A software program developed by a small website design company in Osaka is intended to enable workers themselves assess their conditions while allowing employers to anticipate changes and adopt flexible arrangements beforehand.
The software, called SPIS, was created by Okushin System to support the company’s policy of promoting employment of people with mental illness.
The system has drawn interest from psychiatrists as a possible tool to prevent work-related mental illnesses from worsening.
The company’s president, Manabu Okuwaki, has actively recruited people with mental disorders and found that the conditions of such people tend to change suddenly and drastically.
The finding led Okuwaki to start monitoring these workers systematically, using an online work report into which employees are advised to enter their conditions on a daily basis.
They are asked to answer a series of questions, including whether they have done all they can to avoid mistakes and if they have slept well through to the morning, in a four-point scale from “bad” to “good.”
The software displays the data from the self-evaluation graphically, so changes in their emotional state and health can be seen at a glance.
Okuwaki found through the monitoring that the workers’ conditions tend to flare up following certain symptoms, such as headache, stomachache and auditory hallucination.
The online report system was developed based on views and opinions presented by employees, especially those with mental disorders.
Judging that it had universal value, Okuwaki decided to sell the monitoring system to other companies.
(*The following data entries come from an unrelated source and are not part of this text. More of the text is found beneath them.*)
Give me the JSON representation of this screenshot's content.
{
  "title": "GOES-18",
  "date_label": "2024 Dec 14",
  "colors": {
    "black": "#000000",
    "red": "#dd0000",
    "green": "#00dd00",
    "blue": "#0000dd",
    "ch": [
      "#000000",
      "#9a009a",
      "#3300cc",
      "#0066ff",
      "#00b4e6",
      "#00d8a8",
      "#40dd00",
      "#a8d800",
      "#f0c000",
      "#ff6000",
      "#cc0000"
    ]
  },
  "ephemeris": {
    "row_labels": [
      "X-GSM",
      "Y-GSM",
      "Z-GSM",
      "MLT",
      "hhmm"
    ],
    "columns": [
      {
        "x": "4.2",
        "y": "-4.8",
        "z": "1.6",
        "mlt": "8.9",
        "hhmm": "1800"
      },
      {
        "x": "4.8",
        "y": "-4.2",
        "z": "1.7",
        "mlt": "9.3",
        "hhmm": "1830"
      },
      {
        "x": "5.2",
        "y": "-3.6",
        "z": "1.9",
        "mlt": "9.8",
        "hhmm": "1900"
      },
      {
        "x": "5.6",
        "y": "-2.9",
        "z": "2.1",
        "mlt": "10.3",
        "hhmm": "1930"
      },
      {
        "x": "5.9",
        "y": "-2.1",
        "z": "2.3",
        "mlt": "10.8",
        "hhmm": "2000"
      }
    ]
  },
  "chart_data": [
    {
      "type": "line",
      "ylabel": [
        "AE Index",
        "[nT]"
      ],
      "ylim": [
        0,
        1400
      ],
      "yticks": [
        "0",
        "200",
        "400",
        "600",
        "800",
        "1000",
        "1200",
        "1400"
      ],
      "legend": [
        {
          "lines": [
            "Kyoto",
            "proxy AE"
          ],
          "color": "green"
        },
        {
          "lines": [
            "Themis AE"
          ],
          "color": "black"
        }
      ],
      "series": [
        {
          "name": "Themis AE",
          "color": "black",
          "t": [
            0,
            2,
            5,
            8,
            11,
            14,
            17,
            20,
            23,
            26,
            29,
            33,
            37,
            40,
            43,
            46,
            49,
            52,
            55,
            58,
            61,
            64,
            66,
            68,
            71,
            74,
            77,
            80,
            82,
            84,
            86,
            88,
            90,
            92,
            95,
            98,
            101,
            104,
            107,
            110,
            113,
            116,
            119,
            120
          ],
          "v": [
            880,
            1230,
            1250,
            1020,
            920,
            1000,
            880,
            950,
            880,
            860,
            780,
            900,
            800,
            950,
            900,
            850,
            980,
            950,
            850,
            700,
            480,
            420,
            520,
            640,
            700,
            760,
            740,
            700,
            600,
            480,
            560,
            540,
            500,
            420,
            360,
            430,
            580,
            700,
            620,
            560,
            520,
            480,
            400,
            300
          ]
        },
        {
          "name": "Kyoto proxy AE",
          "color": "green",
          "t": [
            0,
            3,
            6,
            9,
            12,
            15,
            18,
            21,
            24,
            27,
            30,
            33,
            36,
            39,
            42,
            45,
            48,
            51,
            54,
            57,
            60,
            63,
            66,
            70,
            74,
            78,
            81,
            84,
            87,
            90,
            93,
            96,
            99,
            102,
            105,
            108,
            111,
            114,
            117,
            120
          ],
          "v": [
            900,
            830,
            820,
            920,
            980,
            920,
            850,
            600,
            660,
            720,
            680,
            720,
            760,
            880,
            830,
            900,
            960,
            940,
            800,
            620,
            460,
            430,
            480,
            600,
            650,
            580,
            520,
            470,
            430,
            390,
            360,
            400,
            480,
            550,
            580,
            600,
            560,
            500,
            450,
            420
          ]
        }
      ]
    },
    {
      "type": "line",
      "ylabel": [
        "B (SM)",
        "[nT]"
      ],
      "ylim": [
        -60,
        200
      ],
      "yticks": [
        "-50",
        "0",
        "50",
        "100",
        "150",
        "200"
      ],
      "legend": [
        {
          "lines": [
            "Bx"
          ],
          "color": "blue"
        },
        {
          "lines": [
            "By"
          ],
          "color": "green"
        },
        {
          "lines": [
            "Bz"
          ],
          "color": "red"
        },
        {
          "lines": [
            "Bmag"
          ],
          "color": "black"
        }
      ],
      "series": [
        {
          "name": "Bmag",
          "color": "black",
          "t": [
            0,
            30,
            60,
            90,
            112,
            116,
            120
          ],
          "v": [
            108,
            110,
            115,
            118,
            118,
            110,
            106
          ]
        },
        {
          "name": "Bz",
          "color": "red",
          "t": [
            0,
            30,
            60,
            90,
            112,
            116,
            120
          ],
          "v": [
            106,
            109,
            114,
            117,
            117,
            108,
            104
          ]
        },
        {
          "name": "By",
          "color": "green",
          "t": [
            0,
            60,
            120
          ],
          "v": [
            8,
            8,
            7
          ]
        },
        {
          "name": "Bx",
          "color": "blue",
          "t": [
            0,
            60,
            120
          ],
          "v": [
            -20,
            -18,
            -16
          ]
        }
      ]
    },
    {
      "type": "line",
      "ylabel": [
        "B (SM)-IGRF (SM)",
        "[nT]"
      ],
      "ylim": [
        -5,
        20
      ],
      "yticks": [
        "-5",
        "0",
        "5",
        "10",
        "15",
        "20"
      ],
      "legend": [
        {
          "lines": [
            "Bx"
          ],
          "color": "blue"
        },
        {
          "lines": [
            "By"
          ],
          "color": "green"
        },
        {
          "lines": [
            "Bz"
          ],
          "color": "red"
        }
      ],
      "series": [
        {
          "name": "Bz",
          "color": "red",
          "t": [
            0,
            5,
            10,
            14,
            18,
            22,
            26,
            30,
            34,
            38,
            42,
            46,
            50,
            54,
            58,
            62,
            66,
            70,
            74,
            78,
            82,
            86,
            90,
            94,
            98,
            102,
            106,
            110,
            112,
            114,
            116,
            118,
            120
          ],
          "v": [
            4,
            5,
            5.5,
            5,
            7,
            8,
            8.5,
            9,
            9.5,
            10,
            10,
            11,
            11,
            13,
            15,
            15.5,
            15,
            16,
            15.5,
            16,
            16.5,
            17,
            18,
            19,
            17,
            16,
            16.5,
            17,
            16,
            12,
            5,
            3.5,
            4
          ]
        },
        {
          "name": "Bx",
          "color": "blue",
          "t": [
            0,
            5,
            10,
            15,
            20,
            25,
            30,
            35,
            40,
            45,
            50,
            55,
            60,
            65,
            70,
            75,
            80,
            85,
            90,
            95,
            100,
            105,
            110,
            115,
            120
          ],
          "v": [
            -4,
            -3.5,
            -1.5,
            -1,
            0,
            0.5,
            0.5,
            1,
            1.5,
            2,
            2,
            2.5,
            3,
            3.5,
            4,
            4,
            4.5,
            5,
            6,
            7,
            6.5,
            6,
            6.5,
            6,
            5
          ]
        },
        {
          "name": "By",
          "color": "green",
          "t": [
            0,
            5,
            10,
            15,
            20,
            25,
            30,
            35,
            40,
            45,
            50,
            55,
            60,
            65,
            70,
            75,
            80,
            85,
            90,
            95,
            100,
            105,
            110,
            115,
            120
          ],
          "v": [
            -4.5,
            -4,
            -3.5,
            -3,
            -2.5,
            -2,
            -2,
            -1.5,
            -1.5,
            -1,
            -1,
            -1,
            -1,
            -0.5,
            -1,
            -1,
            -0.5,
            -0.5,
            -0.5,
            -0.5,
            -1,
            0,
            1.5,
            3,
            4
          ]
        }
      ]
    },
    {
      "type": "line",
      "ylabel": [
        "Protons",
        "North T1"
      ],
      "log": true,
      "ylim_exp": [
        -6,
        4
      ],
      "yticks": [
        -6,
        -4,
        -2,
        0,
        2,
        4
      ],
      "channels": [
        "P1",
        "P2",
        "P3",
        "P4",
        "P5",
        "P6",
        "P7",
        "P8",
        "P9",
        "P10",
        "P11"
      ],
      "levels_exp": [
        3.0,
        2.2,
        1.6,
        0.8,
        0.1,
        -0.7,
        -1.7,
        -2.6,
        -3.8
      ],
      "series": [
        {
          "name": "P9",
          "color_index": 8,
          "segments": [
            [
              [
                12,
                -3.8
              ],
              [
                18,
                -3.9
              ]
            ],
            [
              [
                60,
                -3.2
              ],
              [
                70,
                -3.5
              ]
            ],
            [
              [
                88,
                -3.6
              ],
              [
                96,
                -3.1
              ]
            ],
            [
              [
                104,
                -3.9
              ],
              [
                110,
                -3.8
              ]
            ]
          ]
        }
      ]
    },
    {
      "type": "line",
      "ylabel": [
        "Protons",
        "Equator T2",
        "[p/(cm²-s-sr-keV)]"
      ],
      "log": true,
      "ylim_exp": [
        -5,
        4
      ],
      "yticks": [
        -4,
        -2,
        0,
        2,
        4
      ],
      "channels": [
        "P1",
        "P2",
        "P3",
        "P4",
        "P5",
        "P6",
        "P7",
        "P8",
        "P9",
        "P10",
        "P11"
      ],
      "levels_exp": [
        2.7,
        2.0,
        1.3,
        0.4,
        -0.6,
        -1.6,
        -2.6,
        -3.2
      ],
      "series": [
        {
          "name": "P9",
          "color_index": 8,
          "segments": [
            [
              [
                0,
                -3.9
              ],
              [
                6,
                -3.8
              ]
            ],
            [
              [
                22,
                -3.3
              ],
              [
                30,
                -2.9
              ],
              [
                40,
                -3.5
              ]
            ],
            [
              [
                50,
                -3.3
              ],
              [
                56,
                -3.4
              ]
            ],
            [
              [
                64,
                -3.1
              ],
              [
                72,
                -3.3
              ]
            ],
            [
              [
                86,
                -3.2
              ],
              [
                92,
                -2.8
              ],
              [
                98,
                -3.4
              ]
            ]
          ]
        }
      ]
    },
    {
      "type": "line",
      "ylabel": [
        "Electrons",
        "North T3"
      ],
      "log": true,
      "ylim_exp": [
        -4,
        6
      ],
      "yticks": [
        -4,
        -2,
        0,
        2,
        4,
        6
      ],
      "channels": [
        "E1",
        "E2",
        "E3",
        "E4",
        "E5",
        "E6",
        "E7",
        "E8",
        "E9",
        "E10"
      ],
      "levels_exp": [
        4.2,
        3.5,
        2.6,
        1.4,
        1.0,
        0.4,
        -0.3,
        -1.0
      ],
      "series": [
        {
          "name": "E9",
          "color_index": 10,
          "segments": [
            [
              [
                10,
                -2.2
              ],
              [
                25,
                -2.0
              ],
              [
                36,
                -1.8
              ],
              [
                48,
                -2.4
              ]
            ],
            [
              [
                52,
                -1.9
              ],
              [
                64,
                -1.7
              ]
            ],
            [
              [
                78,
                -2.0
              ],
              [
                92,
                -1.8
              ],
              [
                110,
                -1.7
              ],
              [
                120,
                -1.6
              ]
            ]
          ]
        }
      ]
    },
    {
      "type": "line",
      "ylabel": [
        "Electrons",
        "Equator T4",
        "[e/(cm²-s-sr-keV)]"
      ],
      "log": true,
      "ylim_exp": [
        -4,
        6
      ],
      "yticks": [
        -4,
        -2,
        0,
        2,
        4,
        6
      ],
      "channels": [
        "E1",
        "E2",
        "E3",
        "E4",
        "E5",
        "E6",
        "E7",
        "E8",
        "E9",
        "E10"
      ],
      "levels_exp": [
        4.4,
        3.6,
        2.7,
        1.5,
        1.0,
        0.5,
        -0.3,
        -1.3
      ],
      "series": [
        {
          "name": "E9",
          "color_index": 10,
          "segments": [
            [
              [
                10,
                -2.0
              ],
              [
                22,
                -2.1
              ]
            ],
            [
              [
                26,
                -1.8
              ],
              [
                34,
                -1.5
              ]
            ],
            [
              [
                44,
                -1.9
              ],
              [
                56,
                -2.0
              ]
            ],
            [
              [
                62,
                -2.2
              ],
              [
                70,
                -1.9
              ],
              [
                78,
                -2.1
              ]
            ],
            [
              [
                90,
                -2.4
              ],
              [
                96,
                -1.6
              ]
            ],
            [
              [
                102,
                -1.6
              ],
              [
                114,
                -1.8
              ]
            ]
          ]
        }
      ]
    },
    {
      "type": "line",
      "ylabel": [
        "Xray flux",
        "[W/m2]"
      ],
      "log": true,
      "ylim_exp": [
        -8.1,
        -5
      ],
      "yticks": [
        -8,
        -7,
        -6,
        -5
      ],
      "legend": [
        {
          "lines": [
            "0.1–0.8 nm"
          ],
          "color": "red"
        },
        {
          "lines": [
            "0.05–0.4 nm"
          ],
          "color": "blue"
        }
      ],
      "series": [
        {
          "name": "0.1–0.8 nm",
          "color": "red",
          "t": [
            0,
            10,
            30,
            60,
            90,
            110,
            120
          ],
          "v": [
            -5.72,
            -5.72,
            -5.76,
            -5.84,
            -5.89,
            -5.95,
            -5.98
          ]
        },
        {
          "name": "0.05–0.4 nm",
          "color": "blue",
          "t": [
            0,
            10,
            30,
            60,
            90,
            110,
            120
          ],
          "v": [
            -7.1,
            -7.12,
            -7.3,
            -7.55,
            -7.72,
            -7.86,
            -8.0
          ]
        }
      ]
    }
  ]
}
He believes that if quick and adequate measures are taken in response to changes in their conditions, workers with mental disorders will not have to quit their jobs.
Consequently, companies can reduce staff turnover, Okuwaki said.
Risa Urata, 30, has been diagnosed with a developmental disorder that makes social interaction or communication with other people difficult.
She started working at Okushin System two years ago and has been in charge of developing the company’s website.
At her previous companies, Urata frequently experienced uneasiness and depression whenever she felt poorly, and stopped going to work.
She said her SPIS data collected at Okushin System showed she experiences a difficult time about every three months.
“I never realized that it comes in a cycle,” she said.
The company now reduces her workload based on the data.
Since 2013, the Osaka Prefectural Government and various municipalities have subsidized business projects undertaken using SPIS.
Established in 2000, Okushin System has received numerous honors for actively employing people with mental disabilities, including an award from Osaka Prefecture.
The federation of associations supporting employment of people with mental illness has mounted a campaign to spread the software at private companies. Roughly 70 companies, mainly in the Kinki region, have introduced the system.
A survey of about 90 workers who used SPIS for three years through fiscal 2015 found that about 80 percent of them remained at work 18 months after they started using it.
Experts feel it could be worthwhile to share workers’ SPIS data with third parties, such as therapists outside their companies, as well as their supervisors.
“Most mental problems at work get worse if relations between workers and their supervisors are poor,” said Teruhiko Higuchi, a psychiatrist and director of the Japan Depression Center. “Although it is too early to talk about its effects, SPIS could work to prevent employees from developing a major mental illness.”
The center’s Rokubancho Mental Clinic in Chiyoda Ward, Tokyo, has started using SPIS to support employees with mental illness.
“We need to search for a more effective way to use the system while confirming its positive results,” Higuchi said.